Perché un video diventa virale
Qualsiasi “trends manager” è in grado, senza alzare gli occhi dalla tastiera, di svelare in tre semplici mosse il segreto per rendere un video virale e vivere felici. Il piccolo vademecum consiste solitamente nell’effetto sorpresa (più il contenuto è inaspettato più ha chance di venire cliccato); nella circolazione del video sui social network tramite gli utenti con più amici, followers, seguaci e chi più ne ha più ne metta; farne una parodia, personalizzare il prodotto, un sistema sicuro per ricondurre gli internauti al post originale.
Un interessante articolo apparso recentemente sul New York Times analizzava le ragioni di questa cosiddetta “turbo-diffusione” riportando un curioso aneddoto. C’era questa gallina dalle uova d’oro: un video di un gattino intrappolato in un incendio domestico che veniva salvato da un pompiere.
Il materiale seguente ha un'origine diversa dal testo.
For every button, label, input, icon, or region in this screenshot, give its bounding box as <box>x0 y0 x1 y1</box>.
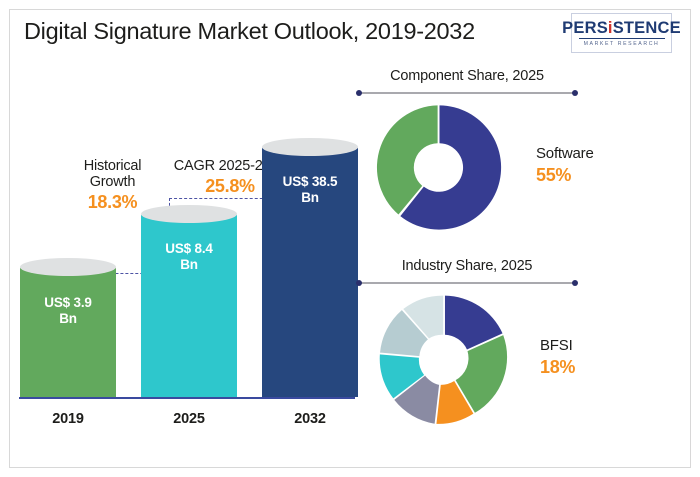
component-share-title-rule <box>358 92 576 94</box>
bar-2019-fill <box>20 267 116 397</box>
header: Digital Signature Market Outlook, 2019-2… <box>10 10 680 62</box>
logo-word-part1: PERS <box>562 19 608 37</box>
industry-donut-slices <box>380 296 507 424</box>
bar-baseline-axis <box>19 397 355 399</box>
bar-2032[interactable]: US$ 38.5Bn <box>262 147 358 397</box>
historical-growth-label-line1: Historical <box>60 158 165 174</box>
bar-chart: Historical Growth 18.3% CAGR 2025-2032 2… <box>10 62 355 457</box>
infographic-root: Digital Signature Market Outlook, 2019-2… <box>0 0 700 477</box>
industry-share-title-rule <box>358 282 576 284</box>
bar-2019-top-cap <box>20 258 116 276</box>
logo-tagline: MARKET RESEARCH <box>584 41 660 47</box>
bar-2019[interactable]: US$ 3.9Bn <box>20 267 116 397</box>
component-share-donut[interactable] <box>372 100 507 235</box>
bar-2025-category-label: 2025 <box>141 411 237 427</box>
bar-2019-category-label: 2019 <box>20 411 116 427</box>
bar-2025-top-cap <box>141 205 237 223</box>
donut-charts-panel: Component Share, 2025 Software 55% Indus… <box>358 62 683 457</box>
industry-share-legend: BFSI 18% <box>540 337 575 378</box>
logo-word-part2: STENCE <box>613 19 681 37</box>
component-share-legend-value: 55% <box>536 165 594 186</box>
historical-growth-label-line2: Growth <box>60 174 165 190</box>
bar-2032-value-label: US$ 38.5Bn <box>262 174 358 206</box>
component-share-legend: Software 55% <box>536 145 594 186</box>
logo-wordmark: PERSiSTENCE <box>562 20 681 37</box>
component-share-legend-label: Software <box>536 145 594 162</box>
bar-2025[interactable]: US$ 8.4Bn <box>141 214 237 397</box>
historical-growth-callout: Historical Growth 18.3% <box>60 158 165 213</box>
bar-2032-top-cap <box>262 138 358 156</box>
industry-share-title: Industry Share, 2025 <box>358 258 576 274</box>
bar-2019-value-label: US$ 3.9Bn <box>20 295 116 327</box>
logo-divider <box>579 38 665 39</box>
industry-share-donut[interactable] <box>374 290 514 430</box>
bar-2032-category-label: 2032 <box>262 411 358 427</box>
industry-share-legend-label: BFSI <box>540 337 575 354</box>
industry-share-legend-value: 18% <box>540 357 575 378</box>
page-title: Digital Signature Market Outlook, 2019-2… <box>24 18 475 45</box>
bar-2025-value-label: US$ 8.4Bn <box>141 241 237 273</box>
brand-logo: PERSiSTENCE MARKET RESEARCH <box>571 13 672 53</box>
component-share-title: Component Share, 2025 <box>358 68 576 84</box>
Neetzan Zimmerman, allora redattore del sito di gossip “Gawker”, ne intuì subito le potenzialità virali. Se non fosse che il direttore gli chiese di inserire nel pezzo anche l’epilogo omesso dalla maggior parte delle altre testate: il gattino moriva poco dopo il salvataggio a causa delle inalazioni di fumo. Come andò a finire? “Il video fece la fortuna praticamente di chiunque lo postò – commentò Zimmerman – tranne che del Gawker”. L’articolo del giornale statunitense poneva quindi una sostanziale e legittima domanda: perché un singolo dettaglio, per quanto triste, decide la differenza fra una hit e un flop? Cosa rende virale un contenuto? Ricerche sulle motivazioni psicologiche spiegano che il modo più semplice per catalizzare l’attenzione è, prevedibilmente, trafficare in emozioni. Più sono intense – positive o negative che siano – più la storia ha possibilità di infilarsi nei monitor fagocitanti degli users.
In uno studio condotto da Rosanna Guadagno, psicologa sociale all’università di Dallas in Texas, 256 partecipanti preferivano guardare una clip divertente piuttosto che quella di un uomo nell’atto di curarsi un morso di ragno, ma erano comunque portati a condividere qualsiasi video che evocasse loro un’intensa risposta emotiva. Alcuni analisti di Facebook, dell’Università di Yale nel Connecticut e di quella della California a San Diego hanno esaminato oltre un miliardo di post su Facebook e hanno scoperto che quando gli utenti si lamentano di un giorno di pioggia, i loro amici in altre città scrivono status più cupi con più frequenza rispetto al normale. E gli aggiornamenti di stato positivi sono perfino più contagiosi.
La condivisione, tuttavia, può essere guidata anche dall’ego; secondo una scoperta di Chartbeat, una compagnia che misura il traffico online, spesso gli utenti postano su Twitter articoli che non hanno nemmeno letto. “Le persone costruiscono le proprie identità virtuali mediante il tasto ‘condividi’ – spiega Zimmerman – vogliono che la gente li inquadri in un determinato modo”. Ne aveva già un’idea precisa il poeta inglese Wystan Hugh Auden: “L’immagine di me che cerco di creare nella mia mente per potermi amare è molto diversa da quella che cerco di creare nella mente degli altri perché possano amarmi”.